《MUMEI》
行間2
 一人暮らしを始める一週間前。カナは母と2人で話していた。
「カナ…ごめんね…」
 今にも、母は泣き崩れそうだ。
「本当はカナと一緒に暮らしたい。けれど私と一緒に暮らしていたら、私が死んだら、カナが私みたいに…。それだけはどうしても避けたいの」
 母は父のために、全てをすてて、日々金を稼ぐための人形として、見知らぬ男性と身体を重ねていた。そのせいか、肌や髪は荒れて、身体は傷や痣だらけになっている。
「ママ…」
(離れたくないよぉ…)
「カナ、わかってちょうだい」
 母が優しくカナを抱きしめる。その腕から、離したくない、そういう思いが伝わってくる。
「お願い、私と同じ道を辿らないで。カナには幸せに暮らしてほしいの。だから」
「嫌っ!ママと一緒がいい!寂しいのは嫌なの!」
(1人にしないで…っ!)
 カナは1人娘で、兄弟もいない。学校から帰れば、親は“仕事”で、家にカナただ1人。今までずっと学校から帰って来ては、寂しくていつも泣いていた。

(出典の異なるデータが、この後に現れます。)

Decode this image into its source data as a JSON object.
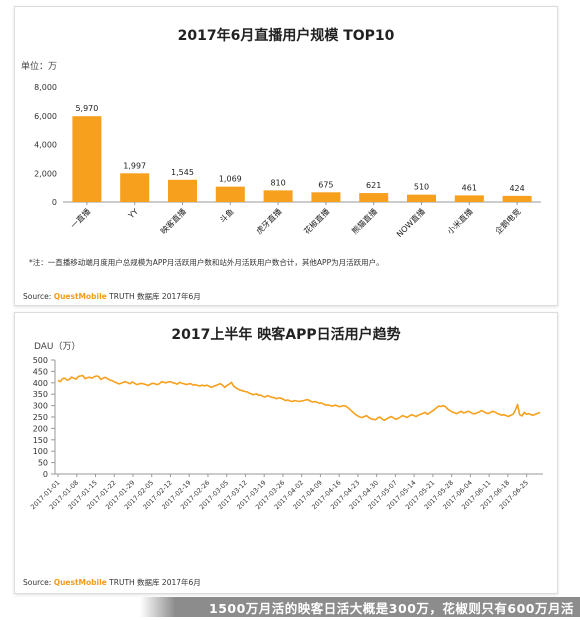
{
  "chart1": {
    "title": "2017年6月直播用户规模 TOP10",
    "unit": "单位：万",
    "note": "*注：一直播移动端月度用户总规模为APP月活跃用户数和站外月活跃用户数合计，其他APP为月活跃用户。",
    "source_label": "Source:",
    "source_brand": "QuestMobile",
    "source_rest": "TRUTH 数据库 2017年6月"
  },
  "chart2": {
    "title": "2017上半年 映客APP日活用户趋势",
    "unit": "DAU（万）",
    "source_label": "Source:",
    "source_brand": "QuestMobile",
    "source_rest": "TRUTH 数据库 2017年6月"
  },
  "caption": "1500万月活的映客日活大概是300万，花椒则只有600万月活",
  "colors": {
    "accent": "#f7a01d",
    "axis": "#999999",
    "grid": "#e6e6e6"
  },
  "chart_data": [
    {
      "type": "bar",
      "title": "2017年6月直播用户规模 TOP10",
      "ylabel": "单位：万",
      "categories": [
        "一直播",
        "YY",
        "映客直播",
        "斗鱼",
        "虎牙直播",
        "花椒直播",
        "熊猫直播",
        "NOW直播",
        "小米直播",
        "企鹅电竞"
      ],
      "values": [
        5970,
        1997,
        1545,
        1069,
        810,
        675,
        621,
        510,
        461,
        424
      ],
      "value_labels": [
        "5,970",
        "1,997",
        "1,545",
        "1,069",
        "810",
        "675",
        "621",
        "510",
        "461",
        "424"
      ],
      "ylim": [
        0,
        8000
      ],
      "yticks": [
        0,
        2000,
        4000,
        6000,
        8000
      ],
      "ytick_labels": [
        "0",
        "2,000",
        "4,000",
        "6,000",
        "8,000"
      ],
      "grid": false,
      "legend": "none"
    },
    {
      "type": "line",
      "title": "2017上半年 映客APP日活用户趋势",
      "ylabel": "DAU（万）",
      "ylim": [
        0,
        500
      ],
      "yticks": [
        0,
        50,
        100,
        150,
        200,
        250,
        300,
        350,
        400,
        450,
        500
      ],
      "x_start": "2017-01-01",
      "x_end": "2017-06-30",
      "xtick_labels": [
        "2017-01-01",
        "2017-01-08",
        "2017-01-15",
        "2017-01-22",
        "2017-01-29",
        "2017-02-05",
        "2017-02-12",
        "2017-02-19",
        "2017-02-26",
        "2017-03-05",
        "2017-03-12",
        "2017-03-19",
        "2017-03-26",
        "2017-04-02",
        "2017-04-09",
        "2017-04-16",
        "2017-04-23",
        "2017-04-30",
        "2017-05-07",
        "2017-05-14",
        "2017-05-21",
        "2017-05-28",
        "2017-06-04",
        "2017-06-11",
        "2017-06-18",
        "2017-06-25"
      ],
      "values": [
        410,
        405,
        418,
        420,
        412,
        415,
        425,
        420,
        416,
        428,
        430,
        432,
        418,
        422,
        425,
        420,
        426,
        430,
        428,
        415,
        420,
        424,
        418,
        412,
        410,
        404,
        400,
        395,
        398,
        402,
        405,
        400,
        396,
        404,
        398,
        392,
        395,
        398,
        395,
        392,
        388,
        394,
        398,
        396,
        392,
        396,
        405,
        402,
        400,
        404,
        405,
        400,
        398,
        394,
        402,
        398,
        396,
        392,
        395,
        396,
        390,
        392,
        388,
        386,
        390,
        386,
        390,
        385,
        380,
        384,
        388,
        392,
        396,
        390,
        380,
        388,
        394,
        402,
        385,
        378,
        372,
        368,
        365,
        362,
        360,
        355,
        350,
        348,
        352,
        345,
        346,
        340,
        338,
        344,
        340,
        336,
        335,
        330,
        334,
        332,
        328,
        322,
        325,
        320,
        318,
        322,
        320,
        318,
        320,
        322,
        325,
        326,
        320,
        316,
        318,
        315,
        310,
        312,
        306,
        302,
        303,
        300,
        298,
        302,
        299,
        295,
        298,
        300,
        296,
        288,
        280,
        270,
        262,
        255,
        250,
        248,
        252,
        256,
        248,
        242,
        240,
        238,
        246,
        250,
        240,
        236,
        242,
        248,
        252,
        246,
        240,
        244,
        250,
        256,
        252,
        248,
        255,
        260,
        256,
        252,
        258,
        262,
        266,
        270,
        262,
        268,
        275,
        282,
        290,
        298,
        296,
        300,
        295,
        285,
        278,
        272,
        268,
        265,
        270,
        275,
        268,
        270,
        275,
        272,
        266,
        264,
        268,
        272,
        278,
        274,
        268,
        265,
        270,
        275,
        272,
        266,
        262,
        258,
        260,
        256,
        252,
        258,
        262,
        278,
        305,
        260,
        255,
        270,
        262,
        265,
        260,
        258,
        262,
        266,
        270
      ],
      "grid": false,
      "legend": "none"
    }
  ]
}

 一人暮らしを始めるということは、今よりもっと孤独な時間が増えてしまう。カナはそれが嫌だった。
「カナはどうなってもいいから…っ!」
(ママ…、一緒に居させて…っ!)
 母は伏し目になって、申し訳無さそうに首を振った。
「そう簡単に、“大事なモノ”を捧げてはいけません!」
 母は吐き捨てるように言った。
(どうして…?)
「カナにはまだ早すぎるわ。それは愛し合う者同士がすることよ」
「ママだって、パパ以外の人とHなことシてるくせに!カナはどうしてダメなの!?カナがまだコドモだから?…ママだけ苦しんでいるのは嫌なの!」
 カナは自分の身体よりも、母の身体が心配だった。少しでも母の負担を減らしたかったのだ。
「…その気持ちだけでいいの。ありがとう。どうしても、」
 ―ガチャっ!
 その部屋のドアを開ける音に、その場の空気が硬直する。